The answer - both to city centre gridlock and to existing
unsatisfactory forms of community interaction - can be put into
practice, here and now.
Undoubtedly,
Critical Mass within Britain forms an important part of a much
broader anti-roads movement, which - whilst it continues today -
was at its most intensely vibrant during the mid-1990s. As
such, it has contributed to shifting understandings of the place
of the car in our cities. Today, for example, almost noone
in Britain would dispute both that the car is a problem, and that
the personal freedom to drive where you want, when you want must
inevitably come to an end. But Critical Mass, or something
very much like it, still clearly has an important place within
the protest cultures of Britain's cities.

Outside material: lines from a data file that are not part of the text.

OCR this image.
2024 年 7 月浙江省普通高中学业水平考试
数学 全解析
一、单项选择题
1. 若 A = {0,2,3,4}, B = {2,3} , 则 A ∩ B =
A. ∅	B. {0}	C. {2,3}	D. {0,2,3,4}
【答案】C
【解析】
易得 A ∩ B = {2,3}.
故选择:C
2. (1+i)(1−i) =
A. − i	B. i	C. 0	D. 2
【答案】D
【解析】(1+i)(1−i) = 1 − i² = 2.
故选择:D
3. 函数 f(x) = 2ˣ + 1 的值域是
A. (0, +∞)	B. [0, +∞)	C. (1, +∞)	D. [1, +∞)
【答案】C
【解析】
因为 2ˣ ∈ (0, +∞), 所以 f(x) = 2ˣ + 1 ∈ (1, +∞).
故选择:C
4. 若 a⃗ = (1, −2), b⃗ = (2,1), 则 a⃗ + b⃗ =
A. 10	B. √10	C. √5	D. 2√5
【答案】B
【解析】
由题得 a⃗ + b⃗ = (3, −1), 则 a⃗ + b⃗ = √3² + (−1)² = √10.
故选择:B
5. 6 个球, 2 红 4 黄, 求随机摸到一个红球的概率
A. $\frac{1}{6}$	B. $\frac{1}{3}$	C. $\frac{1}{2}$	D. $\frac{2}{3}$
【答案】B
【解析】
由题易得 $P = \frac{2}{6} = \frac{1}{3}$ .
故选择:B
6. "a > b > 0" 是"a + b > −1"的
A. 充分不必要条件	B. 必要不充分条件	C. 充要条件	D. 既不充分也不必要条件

In Lancaster, as
an occasional rather than regular action, Critical Mass is no
longer these days always referred to as Critical Mass. The
various flyers circulating in advance of the ride of June 18th
1999, for example, mentioned an 'Urban Promenade' and 'The
Call-it-what-you-want' ride. Importantly, though, the idea
that lots of people riding around our city centre is an
incredibly effective way of taking action is now firmly embedded
within the repertoires of a generation of activists.
Wherever it takes
place, the Mass announces actually-existing alternatives to
'business-as-usual'. The priorities and values of
subterranean networks, committed to the cultivation of liberatory
struggles for social and ecological justice, are paraded and - as
in all good parades - succeed in stopping the traffic. And
most importantly, Critical Mass helps to build and nourish those
moral and political communities which engage in very many
different protests, plans and projects for grassroots social
change.
So what are the
possible future paths for Lancaster Critical Mass? I think
its capacity to make protest participatory will almost certainly
see its continuation as an important strategy in future days of
action. But there are also clear ways in which it could be
made, should there be a bicycle entrepreneur so inclined, more
populist and large scale. It's always felt ironic to me
that, given Critical Mass is consistent with all kinds of
government policy - to do with Local Agenda 21, reducing car
dependency, building participation in sustainability and
reinvigorating city centres - it has sometimes met with such
hostility from the authorities (actually, in Lancaster it feels
like we provide the local constabulary with a rare opportunity to
test their procedures for dealing with civil disturbances).
With its
developing car-free transport infrastructure, the local district
is becoming more popular with leisure cyclists. Such people
form a potentially mobilisable base for mass participation bike
rides which might inculcate the idea that cycling is a viable
means of transport in the next generation, who are currently
growing up with the idea that cyclists are an extinct or at least
endangered species of road user. More intense local
promotion of 'Car Free Day' and similar events might also see
something not unlike an officially sanctioned Critical Mass
bringing more people by bike into and around the city centre.
But, in the more immediate future, I have a feeling that Critical
Mass will dust itself down and wheel itself out for another dose
of bicycle carnival sometime fairly soon.